I took a fair bit of stick the other week when I wrote a post saying that I felt Trinity Mirror’s decision to require Facebook log in for people wishing to comment could be good news for journalists.
I still believe that’s the case – but that’s not why I’m writing about commenting again today, even though it involves a comment posted to the MEN site, and subsequently published in the newspaper.
Opening up comments on an article can lead to many positive things – if they are handled correctly. It can lead to people providing more information on a story, or maybe people taking a title to task for getting a story wrong (although when it’s your piece of work, it can be hard to take that as a positive!)
It can also help hold those in authority to account – in an environment they can’t control. A bit like the letters page, only instant.

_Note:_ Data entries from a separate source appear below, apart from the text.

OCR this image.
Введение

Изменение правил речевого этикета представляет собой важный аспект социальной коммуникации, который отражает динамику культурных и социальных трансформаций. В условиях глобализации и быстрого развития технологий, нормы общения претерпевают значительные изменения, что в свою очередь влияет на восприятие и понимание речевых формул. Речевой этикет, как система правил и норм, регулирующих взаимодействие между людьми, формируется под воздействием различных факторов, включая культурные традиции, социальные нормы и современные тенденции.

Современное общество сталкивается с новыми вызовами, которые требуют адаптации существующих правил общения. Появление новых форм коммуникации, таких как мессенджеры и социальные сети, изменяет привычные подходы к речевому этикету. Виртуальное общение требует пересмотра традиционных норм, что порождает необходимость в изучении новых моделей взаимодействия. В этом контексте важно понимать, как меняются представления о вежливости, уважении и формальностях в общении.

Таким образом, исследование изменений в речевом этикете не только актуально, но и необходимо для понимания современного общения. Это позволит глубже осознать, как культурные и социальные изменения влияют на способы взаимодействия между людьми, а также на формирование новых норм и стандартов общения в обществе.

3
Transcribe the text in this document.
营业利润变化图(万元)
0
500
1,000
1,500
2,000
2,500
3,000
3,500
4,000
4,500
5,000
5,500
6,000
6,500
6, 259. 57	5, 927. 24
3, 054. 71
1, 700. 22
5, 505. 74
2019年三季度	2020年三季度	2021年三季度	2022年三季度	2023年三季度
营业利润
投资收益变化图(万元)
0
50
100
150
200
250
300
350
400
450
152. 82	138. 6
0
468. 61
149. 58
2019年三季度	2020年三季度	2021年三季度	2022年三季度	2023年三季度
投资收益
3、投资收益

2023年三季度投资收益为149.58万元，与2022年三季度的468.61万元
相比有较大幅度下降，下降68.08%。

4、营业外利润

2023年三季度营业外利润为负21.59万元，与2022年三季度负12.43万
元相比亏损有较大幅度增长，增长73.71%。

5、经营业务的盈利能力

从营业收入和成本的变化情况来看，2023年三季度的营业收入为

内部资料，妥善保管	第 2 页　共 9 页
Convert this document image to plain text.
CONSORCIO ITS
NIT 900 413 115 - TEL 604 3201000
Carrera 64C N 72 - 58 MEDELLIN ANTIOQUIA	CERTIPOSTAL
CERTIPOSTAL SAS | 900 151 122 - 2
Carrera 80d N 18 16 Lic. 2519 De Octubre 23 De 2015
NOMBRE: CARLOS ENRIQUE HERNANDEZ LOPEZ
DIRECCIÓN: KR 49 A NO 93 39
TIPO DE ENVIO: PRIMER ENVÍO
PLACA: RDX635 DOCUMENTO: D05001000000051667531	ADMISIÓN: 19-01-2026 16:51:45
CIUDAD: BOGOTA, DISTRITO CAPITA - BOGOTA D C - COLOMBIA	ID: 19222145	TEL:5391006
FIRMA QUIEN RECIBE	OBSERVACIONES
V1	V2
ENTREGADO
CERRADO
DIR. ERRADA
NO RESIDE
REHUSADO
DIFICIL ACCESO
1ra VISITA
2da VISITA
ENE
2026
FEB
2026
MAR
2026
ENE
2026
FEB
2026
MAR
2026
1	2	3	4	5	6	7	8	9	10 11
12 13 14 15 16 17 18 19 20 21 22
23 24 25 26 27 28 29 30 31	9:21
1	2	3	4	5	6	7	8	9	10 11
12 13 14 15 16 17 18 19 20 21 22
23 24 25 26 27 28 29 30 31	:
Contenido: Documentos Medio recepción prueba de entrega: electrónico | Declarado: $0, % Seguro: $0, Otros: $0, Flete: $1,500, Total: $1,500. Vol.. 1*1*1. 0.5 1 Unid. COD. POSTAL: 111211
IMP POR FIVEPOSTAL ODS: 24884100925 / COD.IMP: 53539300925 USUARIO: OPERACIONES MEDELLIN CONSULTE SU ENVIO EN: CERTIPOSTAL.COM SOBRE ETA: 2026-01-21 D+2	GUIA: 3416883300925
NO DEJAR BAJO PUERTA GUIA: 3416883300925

Take this comment from the MEN for example:
On one hand, Rochdale MP Simon Danczuk is commenting on how people are struggling to get by in Rochdale during the recession, but according to the commenter, isn’t doing enough to criticise the fact council tax is going up in the borough by 3.5% – 0.9% of which is due to the Labour-run council.
On a personal level, it doesn’t surprise me that the Labour MP isn’t criticising his Labour council – one of my first experience of covering local government in Blackburn was a Labour councillor ringing me up to say he was complaining to the editor about a story which was critical of the Labour-run council. The councillor? One Simon Danczuk. Fortunately, the editor, Kevin Young, was so appalled by the pathetic way in which the Tories acted as an opposition in Blackburn with Darwen he saw such complaints as a sign we were doing our job.
That aside, I think this is an excellent example of how opening up journalism to comment also opens up the subjects to scrutiny too – something we need to manage carefully to ensure it remains civil and fair … but still open to all voices prepared to abide by the rules.